Em uma publicação na rede social Truth Social, Trump afirmou: “Se necessário, a Marinha dos Estados Unidos começará a escoltar petroleiros pelo Estreito de Ormuz o mais rápido possível. Aconteça o que acontecer, os Estados Unidos garantirão o LIVRE FLUXO DE ENERGIA para o MUNDO”.

A declaração ocorre após a Guarda Revolucionária do Irã ter anunciado na segunda-feira (2) que a passagem não seria segura e que poderiam atacar embarcações que tentassem atravessar a rota. O Estreito de Ormuz é um canal vital para o transporte global de petróleo, por onde passa aproximadamente um quinto do consumo mundial.

Trump também destacou o poderio militar e econômico dos Estados Unidos, referindo-se a ele como “o maior da Terra”, e anunciou novas medidas econômicas. O presidente determinou que a Corporação Financeira de Desenvolvimento dos Estados Unidos (DFC) ofereça, com efeito imediato, seguro contra risco político e garantias financeiras para todo o comércio marítimo que transite pelo Golfo, especialmente para o transporte de energia.

Apesar das ameaças iranianas, autoridades militares dos EUA afirmaram que a via marítima não está oficialmente bloqueada. No entanto, a escalada retórica já provocou impacto nos mercados internacionais.

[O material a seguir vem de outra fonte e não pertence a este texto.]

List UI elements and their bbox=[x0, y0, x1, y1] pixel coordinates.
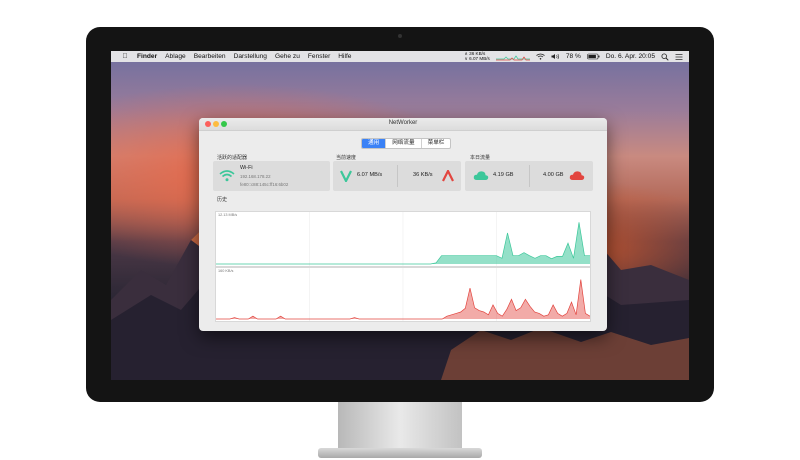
downloaded-today-value: 4.19 GB bbox=[493, 172, 514, 178]
networker-menubar-speed[interactable]: ∧ 36 KB/s ∨ 6.07 MB/s bbox=[464, 51, 490, 62]
adapter-ipv4: 192.168.178.22 bbox=[240, 174, 271, 179]
uploaded-today-value: 4.00 GB bbox=[543, 172, 564, 178]
download-arrow-icon bbox=[340, 170, 352, 182]
adapter-ipv6: fe80::c88:145c:ff16:6b02 bbox=[240, 182, 289, 187]
battery-icon[interactable] bbox=[587, 53, 600, 60]
camera-dot bbox=[398, 34, 402, 38]
search-icon[interactable] bbox=[661, 53, 669, 61]
upload-axis-max-label: 160 KB/s bbox=[218, 269, 234, 273]
menu-fenster[interactable]: Fenster bbox=[308, 53, 330, 60]
upload-speed-value: 36 KB/s bbox=[413, 172, 433, 178]
download-speed-value: 6.07 MB/s bbox=[357, 172, 383, 178]
traffic-card: 4.19 GB 4.00 GB bbox=[465, 161, 593, 191]
networker-window: NetWorker 通用 网络流量 菜单栏 活跃的适配器 当前速度 本日流量 W… bbox=[199, 118, 607, 331]
title-bar[interactable]: NetWorker bbox=[199, 118, 607, 131]
download-axis-max-label: 12.13 MB/s bbox=[218, 213, 238, 217]
speed-section-label: 当前速度 bbox=[336, 155, 357, 161]
volume-icon[interactable] bbox=[551, 53, 560, 60]
desktop-screen:  Finder Ablage Bearbeiten Darstellung G… bbox=[111, 51, 689, 380]
tab-bar: 通用 网络流量 菜单栏 bbox=[361, 138, 452, 149]
upload-history-chart: 160 KB/s bbox=[215, 267, 591, 322]
status-area: ∧ 36 KB/s ∨ 6.07 MB/s 78 % Do. 6. Apr. 2… bbox=[465, 51, 683, 62]
apple-icon[interactable]:  bbox=[121, 53, 129, 60]
history-section-label: 历史 bbox=[217, 197, 228, 203]
menubar-datetime[interactable]: Do. 6. Apr. 20:05 bbox=[606, 53, 655, 60]
wifi-icon[interactable] bbox=[536, 53, 545, 60]
adapter-name: Wi-Fi bbox=[240, 165, 253, 171]
list-icon[interactable] bbox=[675, 53, 683, 61]
menu-bar:  Finder Ablage Bearbeiten Darstellung G… bbox=[111, 51, 689, 62]
speed-card: 6.07 MB/s 36 KB/s bbox=[333, 161, 461, 191]
window-title: NetWorker bbox=[388, 120, 418, 126]
upload-arrow-icon bbox=[442, 170, 454, 182]
tab-general[interactable]: 通用 bbox=[362, 139, 386, 148]
menu-darstellung[interactable]: Darstellung bbox=[234, 53, 267, 60]
cloud-download-icon bbox=[473, 171, 489, 180]
upload-history-plot bbox=[216, 268, 590, 321]
monitor-stand bbox=[338, 402, 462, 450]
adapter-card: Wi-Fi 192.168.178.22 fe80::c88:145c:ff16… bbox=[213, 161, 330, 191]
menubar-traffic-sparkline bbox=[495, 55, 530, 61]
menu-bearbeiten[interactable]: Bearbeiten bbox=[194, 53, 226, 60]
download-history-chart: 12.13 MB/s bbox=[215, 211, 591, 267]
menubar-download-speed: ∨ 6.07 MB/s bbox=[464, 55, 490, 61]
menu-gehe-zu[interactable]: Gehe zu bbox=[275, 53, 300, 60]
tab-network-traffic[interactable]: 网络流量 bbox=[385, 139, 420, 148]
cloud-upload-icon bbox=[569, 171, 585, 180]
traffic-section-label: 本日流量 bbox=[470, 155, 491, 161]
monitor-stand-base bbox=[318, 448, 482, 458]
tab-menubar[interactable]: 菜单栏 bbox=[420, 139, 451, 148]
wifi-icon bbox=[219, 170, 235, 182]
adapter-section-label: 活跃的适配器 bbox=[217, 155, 248, 161]
menu-ablage[interactable]: Ablage bbox=[165, 53, 186, 60]
traffic-divider bbox=[529, 165, 530, 187]
menu-app-finder[interactable]: Finder bbox=[137, 53, 157, 60]
battery-percentage: 78 % bbox=[565, 53, 581, 60]
menu-hilfe[interactable]: Hilfe bbox=[338, 53, 351, 60]
download-history-plot bbox=[216, 212, 590, 266]
speed-divider bbox=[397, 165, 398, 187]
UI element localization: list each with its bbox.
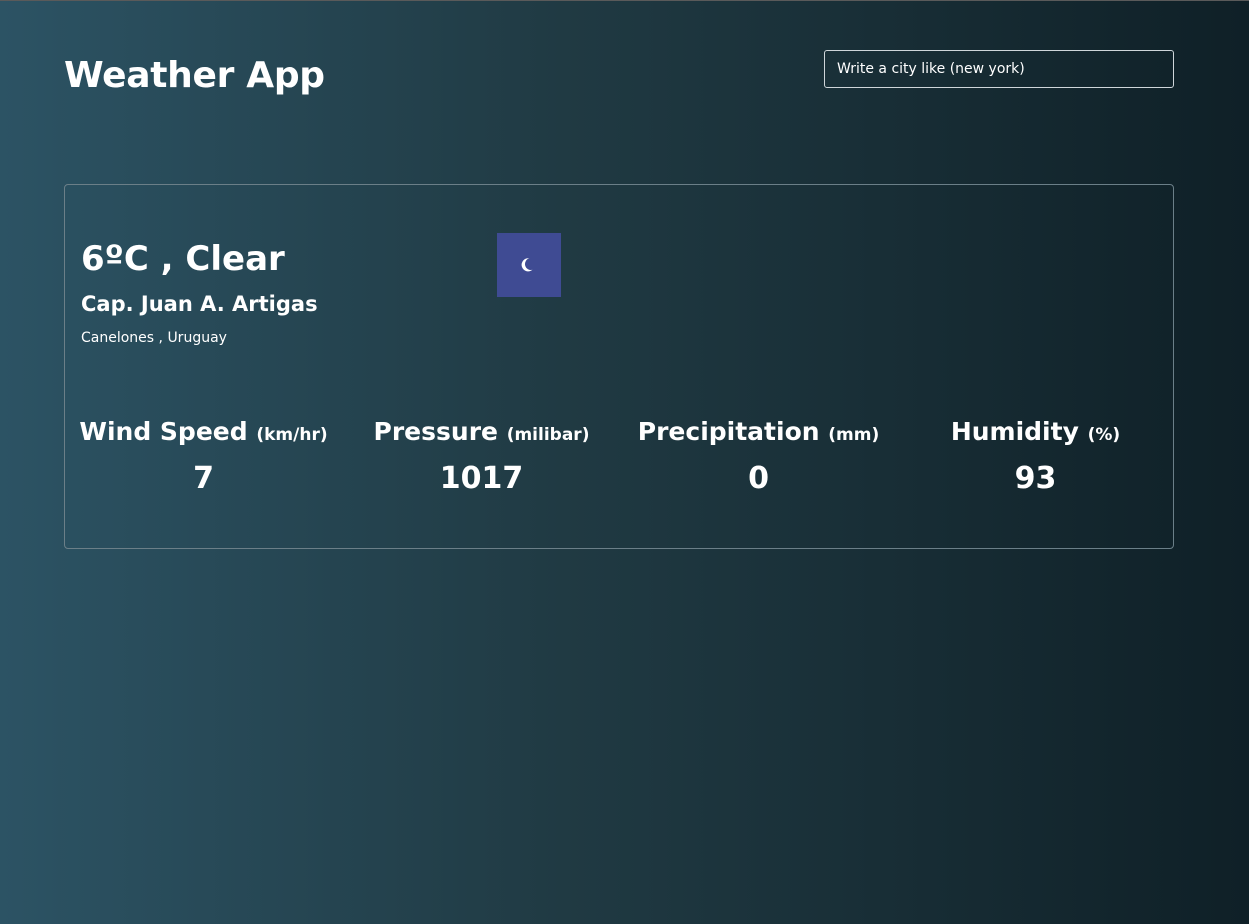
country-name: Uruguay — [167, 330, 227, 346]
app-header: Weather App — [64, 50, 1174, 110]
region-country-separator: , — [154, 330, 168, 346]
stat-precipitation: Precipitation (mm) 0 — [620, 413, 897, 502]
temperature-condition-separator: , — [148, 239, 186, 279]
stat-unit: (milibar) — [506, 425, 590, 445]
weather-condition-icon-box — [497, 233, 561, 297]
current-temperature-condition: 6ºC , Clear — [81, 237, 285, 281]
stat-label: Precipitation — [637, 417, 820, 446]
city-name: Cap. Juan A. Artigas — [81, 292, 318, 316]
region-name: Canelones — [81, 330, 155, 346]
stat-label: Wind Speed — [79, 417, 248, 446]
app-title: Weather App — [64, 55, 325, 96]
temperature-unit: C — [123, 239, 149, 279]
stat-value: 0 — [748, 461, 769, 496]
stat-pressure: Pressure (milibar) 1017 — [343, 413, 620, 502]
stat-value: 1017 — [439, 461, 524, 496]
weather-condition: Clear — [185, 239, 285, 279]
weather-card: 6ºC , Clear Cap. Juan A. Artigas Canelon… — [64, 184, 1174, 549]
stat-label: Pressure — [373, 417, 498, 446]
stat-value: 93 — [1014, 461, 1057, 496]
stat-wind-speed: Wind Speed (km/hr) 7 — [65, 413, 342, 502]
degree-symbol: º — [104, 239, 124, 279]
temperature-value: 6 — [81, 239, 105, 279]
crescent-moon-icon — [521, 258, 533, 272]
stat-label: Humidity — [950, 417, 1079, 446]
window-top-border — [0, 0, 1249, 1]
stat-unit: (km/hr) — [256, 425, 328, 445]
weather-stats: Wind Speed (km/hr) 7 Pressure (milibar) … — [65, 413, 1175, 503]
stat-unit: (%) — [1087, 425, 1121, 445]
city-search-input[interactable] — [824, 50, 1174, 88]
stat-unit: (mm) — [828, 425, 880, 445]
stat-value: 7 — [193, 461, 214, 496]
stat-humidity: Humidity (%) 93 — [897, 413, 1174, 502]
region-country: Canelones , Uruguay — [81, 328, 227, 348]
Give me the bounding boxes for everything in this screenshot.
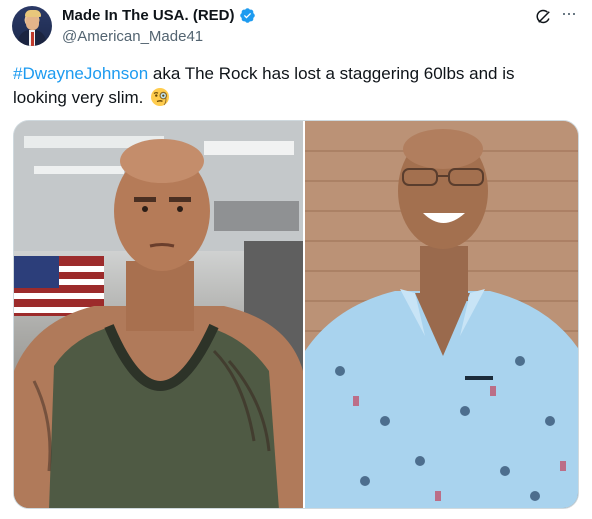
left-photo-illustration	[14, 121, 303, 508]
verified-badge-icon	[239, 7, 256, 24]
photo-left[interactable]	[14, 121, 303, 508]
avatar-hair	[25, 10, 41, 17]
author-name-row: Made In The USA. (RED)	[62, 7, 256, 24]
avatar-tie	[31, 32, 34, 46]
face-with-monocle-icon	[150, 87, 170, 107]
tweet-text: #DwayneJohnson aka The Rock has lost a s…	[13, 62, 573, 110]
author-display-name[interactable]: Made In The USA. (RED)	[62, 7, 235, 24]
hashtag-link[interactable]: #DwayneJohnson	[13, 64, 148, 83]
avatar-face	[26, 15, 39, 30]
more-icon[interactable]: ···	[561, 4, 579, 24]
tweet-media[interactable]	[13, 120, 579, 509]
tweet: Made In The USA. (RED) @American_Made41 …	[0, 0, 592, 519]
author-avatar[interactable]	[12, 6, 52, 46]
right-photo-illustration	[305, 121, 578, 508]
grok-icon[interactable]	[535, 8, 553, 26]
author-handle[interactable]: @American_Made41	[62, 28, 203, 45]
photo-right[interactable]	[305, 121, 578, 508]
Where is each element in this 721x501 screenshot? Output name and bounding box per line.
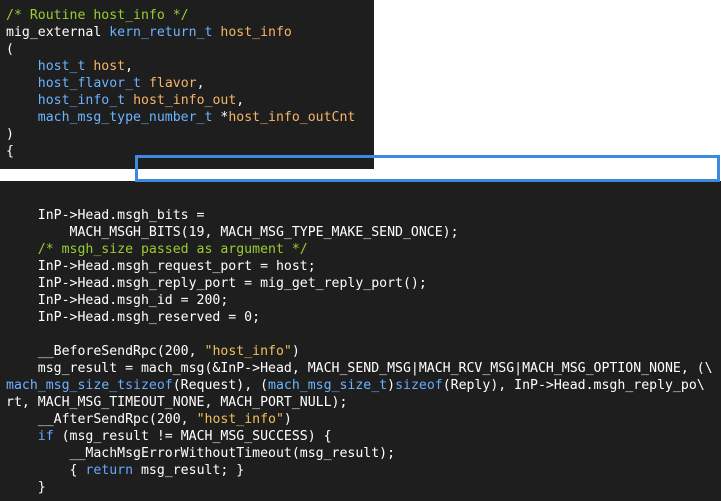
code-token: , [125, 59, 134, 74]
code-line: host_info_t host_info_out, [6, 92, 355, 109]
code-token: InP->Head.msgh_reserved = 0; [6, 310, 261, 325]
code-token: ) [283, 412, 292, 427]
code-token: , [236, 93, 245, 108]
code-line: InP->Head.msgh_request_port = host; [6, 258, 713, 275]
code-token: host_info_outCnt [228, 110, 356, 125]
code-token: host_info_out [133, 93, 237, 108]
code-token: msg_result = mach_msg(&InP->Head, MACH_S… [6, 361, 713, 376]
code-token: , [196, 76, 205, 91]
code-token: __AfterSendRpc(200, [6, 412, 197, 427]
code-token: (Reply), InP->Head.msgh_reply_po\ [442, 378, 705, 393]
code-token: kern_return_t [109, 25, 213, 40]
code-token: * [212, 110, 229, 125]
code-token: { [6, 144, 14, 159]
code-token: ) [387, 378, 396, 393]
code-line: { return msg_result; } [6, 462, 713, 479]
code-token: host_flavor_t [37, 76, 141, 91]
code-line: host_t host, [6, 58, 355, 75]
code-block-body: InP->Head.msgh_bits = MACH_MSGH_BITS(19,… [6, 190, 713, 496]
code-token: host_info [220, 25, 292, 40]
code-line: __MachMsgErrorWithoutTimeout(msg_result)… [6, 445, 713, 462]
code-line: rt, MACH_MSG_TIMEOUT_NONE, MACH_PORT_NUL… [6, 394, 713, 411]
code-line: __BeforeSendRpc(200, "host_info") [6, 343, 713, 360]
code-line: ) [6, 126, 355, 143]
code-token: __MachMsgErrorWithoutTimeout(msg_result)… [6, 446, 396, 461]
code-line: if (msg_result != MACH_MSG_SUCCESS) { [6, 428, 713, 445]
code-line: mig_external kern_return_t host_info [6, 24, 355, 41]
code-line: host_flavor_t flavor, [6, 75, 355, 92]
code-token: sizeof [395, 378, 443, 393]
code-token: host_info_t [37, 93, 126, 108]
code-token: if [37, 429, 54, 444]
code-token: { [6, 463, 86, 478]
code-token: "host_info" [196, 412, 284, 427]
code-token: mach_msg_type_number_t [37, 110, 213, 125]
code-token: flavor [148, 76, 197, 91]
code-line: msg_result = mach_msg(&InP->Head, MACH_S… [6, 360, 713, 377]
code-token: ) [6, 127, 14, 142]
code-token: host_t [37, 59, 86, 74]
code-line: mach_msg_type_number_t *host_info_outCnt [6, 109, 356, 126]
code-block-declaration: /* Routine host_info */mig_external kern… [6, 7, 355, 160]
highlight-box [135, 155, 720, 182]
code-token: host [93, 59, 126, 74]
code-token: __BeforeSendRpc(200, [6, 344, 205, 359]
code-token: "host_info" [204, 344, 292, 359]
code-token: } [6, 480, 46, 495]
code-token: /* msgh_size passed as argument */ [6, 242, 308, 257]
code-line: mach_msg_size_tsizeof(Request), (mach_ms… [6, 377, 713, 394]
code-token: (msg_result != MACH_MSG_SUCCESS) { [53, 429, 332, 444]
code-token: InP->Head.msgh_bits = [6, 208, 205, 223]
code-token: (Request), ( [172, 378, 269, 393]
code-token: mig_external [6, 25, 110, 40]
code-token: sizeof [125, 378, 173, 393]
code-panel-declaration: /* Routine host_info */mig_external kern… [0, 0, 374, 169]
code-token: MACH_MSGH_BITS(19, MACH_MSG_TYPE_MAKE_SE… [6, 225, 459, 240]
code-panel-body: InP->Head.msgh_bits = MACH_MSGH_BITS(19,… [0, 181, 721, 501]
code-line: InP->Head.msgh_reserved = 0; [6, 309, 713, 326]
code-token: InP->Head.msgh_request_port = host; [6, 259, 316, 274]
code-line: InP->Head.msgh_bits = [6, 207, 713, 224]
code-token: mach_msg_size_t [6, 378, 126, 393]
code-line: /* msgh_size passed as argument */ [6, 241, 713, 258]
code-token: InP->Head.msgh_id = 200; [6, 293, 229, 308]
code-line: /* Routine host_info */ [6, 7, 355, 24]
code-line: InP->Head.msgh_reply_port = mig_get_repl… [6, 275, 713, 292]
code-token: return [85, 463, 134, 478]
code-token: InP->Head.msgh_reply_port = mig_get_repl… [6, 276, 427, 291]
code-line: } [6, 479, 713, 496]
code-token: msg_result; } [133, 463, 245, 478]
code-line: __AfterSendRpc(200, "host_info") [6, 411, 713, 428]
code-line: ( [6, 41, 355, 58]
code-token: ( [6, 42, 14, 57]
code-line: MACH_MSGH_BITS(19, MACH_MSG_TYPE_MAKE_SE… [6, 224, 713, 241]
code-token: /* Routine host_info */ [6, 8, 189, 23]
code-token: rt, MACH_MSG_TIMEOUT_NONE, MACH_PORT_NUL… [6, 395, 348, 410]
code-token: mach_msg_size_t [268, 378, 388, 393]
code-token: ) [291, 344, 300, 359]
code-line: InP->Head.msgh_id = 200; [6, 292, 713, 309]
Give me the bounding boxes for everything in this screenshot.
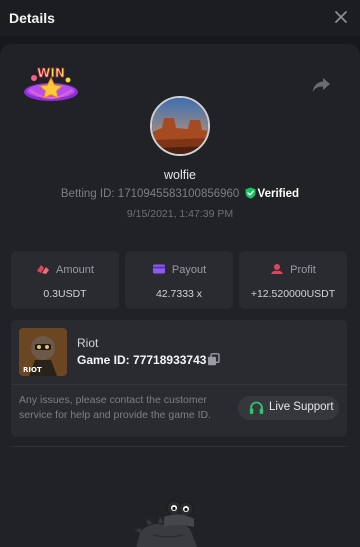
headset-icon bbox=[249, 401, 264, 414]
game-id-label: Game ID: bbox=[77, 353, 130, 367]
stat-amount-label: Amount bbox=[56, 264, 94, 276]
copy-icon[interactable] bbox=[207, 353, 220, 366]
verified-label: Verified bbox=[257, 188, 300, 200]
share-icon[interactable] bbox=[311, 76, 331, 94]
stat-payout-label: Payout bbox=[171, 264, 207, 276]
verified-shield-icon bbox=[245, 187, 256, 199]
coins-icon bbox=[37, 265, 50, 274]
profit-icon bbox=[271, 264, 284, 274]
betting-id-row: Betting ID: 1710945583100856960 Verified bbox=[0, 187, 360, 200]
avatar bbox=[150, 96, 210, 156]
stat-amount-head: Amount bbox=[11, 263, 119, 276]
stat-profit-value: +12.520000USDT bbox=[250, 288, 336, 300]
game-thumbnail-image: RIOT bbox=[19, 328, 67, 376]
details-panel: WIN wolfie Betting ID: 17109455831008569… bbox=[0, 44, 360, 547]
mascot-illustration bbox=[132, 500, 198, 547]
username: wolfie bbox=[164, 168, 196, 182]
game-id-value: 77718933743 bbox=[133, 353, 207, 367]
stat-profit: Profit +12.520000USDT bbox=[239, 251, 347, 309]
support-notice: Any issues, please contact the customer … bbox=[19, 394, 212, 421]
avatar-image bbox=[152, 98, 208, 154]
game-name: Riot bbox=[77, 336, 99, 350]
stat-amount: Amount 0.3USDT bbox=[11, 251, 119, 309]
game-thumbnail[interactable]: RIOT bbox=[19, 328, 67, 376]
card-divider bbox=[11, 384, 347, 385]
stat-payout-head: Payout bbox=[125, 263, 233, 276]
live-support-button[interactable]: Live Support bbox=[238, 396, 339, 420]
live-support-label: Live Support bbox=[269, 401, 334, 413]
game-card: RIOT Riot Game ID: 77718933743 Any issue… bbox=[11, 320, 347, 437]
stat-payout-value: 42.7333 x bbox=[155, 288, 203, 300]
win-badge-icon: WIN bbox=[24, 66, 78, 101]
stat-profit-label: Profit bbox=[290, 264, 316, 276]
betting-id-label: Betting ID: bbox=[60, 188, 115, 200]
betting-id-value: 1710945583100856960 bbox=[117, 188, 240, 200]
details-title: Details bbox=[9, 10, 55, 26]
win-badge-text: WIN bbox=[37, 66, 65, 80]
stat-amount-value: 0.3USDT bbox=[43, 288, 87, 300]
wallet-icon bbox=[152, 264, 165, 274]
stat-payout: Payout 42.7333 x bbox=[125, 251, 233, 309]
game-thumbnail-text: RIOT bbox=[23, 366, 42, 374]
stat-profit-head: Profit bbox=[239, 263, 347, 276]
bet-date: 9/15/2021, 1:47:39 PM bbox=[126, 208, 234, 220]
game-id: Game ID: 77718933743 bbox=[77, 353, 206, 367]
details-header: Details bbox=[0, 0, 360, 36]
section-divider bbox=[11, 446, 347, 447]
close-icon[interactable] bbox=[332, 8, 350, 26]
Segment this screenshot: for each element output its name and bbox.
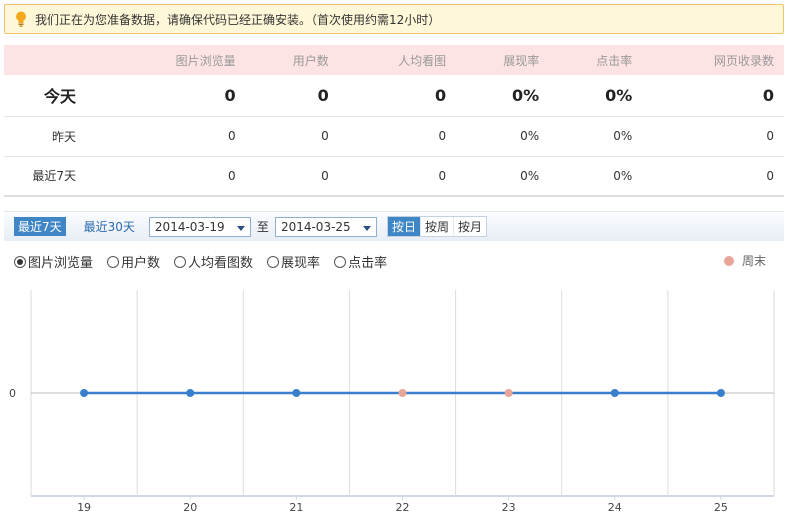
header-show-rate: 展现率 xyxy=(456,45,550,75)
metric-radio-users[interactable]: 用户数 xyxy=(107,252,160,271)
cell-value: 0% xyxy=(549,116,643,157)
header-indexed: 网页收录数 xyxy=(642,45,784,75)
x-tick-label: 23 xyxy=(502,501,516,514)
notice-text: 我们正在为您准备数据，请确保代码已经正确安装。（首次使用约需12小时） xyxy=(35,12,441,27)
x-tick-label: 20 xyxy=(183,501,197,514)
cell-value: 0% xyxy=(456,156,550,197)
row-label: 最近7天 xyxy=(4,156,104,197)
data-point xyxy=(610,389,619,397)
radio-label: 展现率 xyxy=(281,256,321,271)
radio-icon xyxy=(174,255,187,268)
date-toolbar: 最近7天 最近30天 2014-03-19 至 2014-03-25 按日 按周… xyxy=(4,211,784,241)
legend-weekend-label: 周末 xyxy=(742,254,767,268)
radio-icon xyxy=(267,255,280,268)
cell-value: 0 xyxy=(642,75,784,117)
granularity-toggle: 按日 按周 按月 xyxy=(386,216,487,237)
by-month-button[interactable]: 按月 xyxy=(453,217,486,236)
header-users: 用户数 xyxy=(245,45,339,75)
line-chart: 0 19 20 21 22 23 24 25 xyxy=(9,290,775,514)
range-30-days-button[interactable]: 最近30天 xyxy=(84,218,135,235)
x-tick-label: 21 xyxy=(289,501,303,514)
data-point xyxy=(504,389,513,397)
range-7-days-button[interactable]: 最近7天 xyxy=(14,217,66,236)
radio-icon xyxy=(107,255,120,268)
table-row: 昨天 0 0 0 0% 0% 0 xyxy=(4,116,784,157)
table-row: 最近7天 0 0 0 0% 0% 0 xyxy=(4,156,784,197)
radio-label: 点击率 xyxy=(348,256,388,271)
header-per-user: 人均看图 xyxy=(338,45,457,75)
cell-value: 0% xyxy=(549,156,643,197)
by-week-button[interactable]: 按周 xyxy=(420,217,454,236)
data-point xyxy=(292,389,301,397)
metric-radio-show-rate[interactable]: 展现率 xyxy=(267,252,320,271)
cell-value: 0 xyxy=(338,156,457,197)
cell-value: 0% xyxy=(549,75,643,117)
cell-value: 0 xyxy=(245,75,339,117)
data-point xyxy=(398,389,407,397)
cell-value: 0 xyxy=(642,116,784,157)
end-date-select[interactable]: 2014-03-25 xyxy=(274,216,377,237)
chevron-down-icon xyxy=(362,225,371,231)
x-tick-label: 24 xyxy=(608,501,622,514)
row-label: 今天 xyxy=(4,75,104,117)
x-tick-label: 22 xyxy=(396,501,410,514)
radio-icon xyxy=(334,255,347,268)
cell-value: 0% xyxy=(456,116,550,157)
stats-header-row: 图片浏览量 用户数 人均看图 展现率 点击率 网页收录数 xyxy=(4,45,784,75)
by-day-button[interactable]: 按日 xyxy=(387,217,421,236)
header-blank xyxy=(4,45,104,75)
notice-bar: 我们正在为您准备数据，请确保代码已经正确安装。（首次使用约需12小时） xyxy=(4,4,784,34)
radio-label: 用户数 xyxy=(121,256,161,271)
data-point xyxy=(716,389,725,397)
x-tick-label: 19 xyxy=(77,501,91,514)
cell-value: 0 xyxy=(245,156,339,197)
cell-value: 0% xyxy=(456,75,550,117)
date-separator: 至 xyxy=(256,220,269,234)
cell-value: 0 xyxy=(642,156,784,197)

Os preços do petróleo dispararam nesta terça-feira, refletindo o temor de uma interrupção no fornecimento. O barril de Brent chegou a subir mais de 8% durante o dia.

Qualquer interrupção no tráfego pelo Estreito de Ormuz pode reduzir a oferta global de petróleo, pressionando os preços da commodity e tendo reflexos nos custos de combustíveis, transporte e inflação em diversos países. A situação é monitorada de perto por investidores e governos em meio ao receio de uma expansão do conflito na região.